La présente loi règle une matière visée à l'article 78 de la Constitution.

Art. 2

Le titre III, chapitre II, section 3, du Code des impôts sur les revenus 1992 est complété par une sous-section 4, comprenant un article 194ter, libellé comme suit :

« Sous-section 4 : Entreprises investissant dans une convention-cadre portant sur des oeuvres audiovisuelles

Art. 194ter. ­ § 1er. Dans les entreprises qui concluent, en Belgique, une convention-cadre destinée à la production d'oeuvres audiovisuelles, sont exonérées les sommes affectées, par prélèvement sur les bénéfices annuels, à la constitution d'une provision, dans la mesure où elles ne dépassent pas 50 % des bénéfices imposables à l'impôt des sociétés, ou un maximum de 743 680 euros, dans le chef des entreprises.

L'exonération n'est maintenue que si la provision, constituée à la date de clôture d'un exercice comptable déterminé, est investie, dans un délai expirant deux ans après cette date dans une convention-cadre destinée à la production d'oeuvres audiovisuelles et répondant aux conditions ci-après énumérées.

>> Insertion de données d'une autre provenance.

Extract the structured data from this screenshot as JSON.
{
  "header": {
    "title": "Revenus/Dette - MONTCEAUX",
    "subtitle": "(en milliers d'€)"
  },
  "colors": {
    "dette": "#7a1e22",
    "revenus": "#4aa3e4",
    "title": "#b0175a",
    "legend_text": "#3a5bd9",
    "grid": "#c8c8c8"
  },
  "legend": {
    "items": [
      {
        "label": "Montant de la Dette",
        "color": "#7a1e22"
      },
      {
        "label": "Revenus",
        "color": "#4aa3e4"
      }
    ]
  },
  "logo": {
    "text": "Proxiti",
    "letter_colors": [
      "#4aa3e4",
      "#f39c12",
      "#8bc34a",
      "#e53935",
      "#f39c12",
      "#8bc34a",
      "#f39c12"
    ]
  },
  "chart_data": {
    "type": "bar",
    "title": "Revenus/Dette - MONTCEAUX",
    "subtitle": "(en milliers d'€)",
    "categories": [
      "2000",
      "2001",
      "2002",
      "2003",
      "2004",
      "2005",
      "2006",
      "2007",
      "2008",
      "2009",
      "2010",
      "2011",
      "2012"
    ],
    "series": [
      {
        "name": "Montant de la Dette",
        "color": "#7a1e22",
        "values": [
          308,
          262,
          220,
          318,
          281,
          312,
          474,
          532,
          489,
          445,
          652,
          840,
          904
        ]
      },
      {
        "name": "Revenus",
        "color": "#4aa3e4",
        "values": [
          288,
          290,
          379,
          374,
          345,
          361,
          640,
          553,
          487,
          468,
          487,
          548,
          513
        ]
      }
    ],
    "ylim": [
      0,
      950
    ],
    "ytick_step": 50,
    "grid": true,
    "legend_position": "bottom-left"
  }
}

§ 2. La convention-cadre visée au § 1er mentionne obligatoirement ce qui suit :

1º l'identité et l'objet social de la société investisseuse;

2º l'identité de la société résidente de production audiovisuelle;

3º la valeur nominale de l'investissement visé au § 1er et la nature juridique de celui-ci. Cet investissement ne peut pas excéder 40 % du budget des dépenses globales de l'oeuvre audiovisuelle concernée. Il peut être réalisé sous forme d'un prêt, d'une prise de participation dans la société résidente de production audiovisuelle, ou sous toute autre forme juridique à préciser;

4º la rémunération de l'investissement consenti. Cette rémunération, fixée conventionnellement, est fonction du résultat dégagé de l'exploitation de l'oeuvre;

5º les dates et montants respectifs de la libération des capitaux investis, qui peut être effectuée en plusieurs étapes dans un délai maximum de trois ans à compter de la date de la convention-cadre;

6º l'engagement de la société résidente de dépenser en Belgique 150 % du montant investi.

Sont considérées comme des dépenses effectuées en Belgique, les charges d'exploitation et les charges financières productives de revenus professionnels dans le chef de personnes physiques assujetties à l'impôt des personnes physiques ou dans le chef des sociétés résidentes, à l'exclusion des frais visés à l'article 57, qui ne sont pas justifiées par la production de fiches individuelles et un relevé récapitulatif, des frais visés à l'article 53, 9º et 10º, ainsi que de tout autre frais qui n'est pas engagé aux fins de production ou d'exploitation de l'oeuvre agréée.

§ 3. Par société résidente de production audiovisuelle, on entend les sociétés résidentes et pleinement imposables qui ne sont liées à aucune entreprise belge ou étrangère de télédiffusion et dont l'objet social est le développement et/ou la production d'oeuvres audiovisuelles.

§ 4. Par oeuvre audiovisuelle belge agréée, on entend l'oeuvre audiovisuelle agréée comme telle par les services compétents de la communauté concernée, conformément aux critères visés ci-dessous :

1º être une oeuvre de fiction cinématographique, télévisuelle, un film documentaire ou un film d'animation non destinés et non utilisés à des fins publicitaires;

2º avoir une durée de cinquante minutes au moins en une seule projection, sauf s'il s'agit d'une oeuvre d'animation.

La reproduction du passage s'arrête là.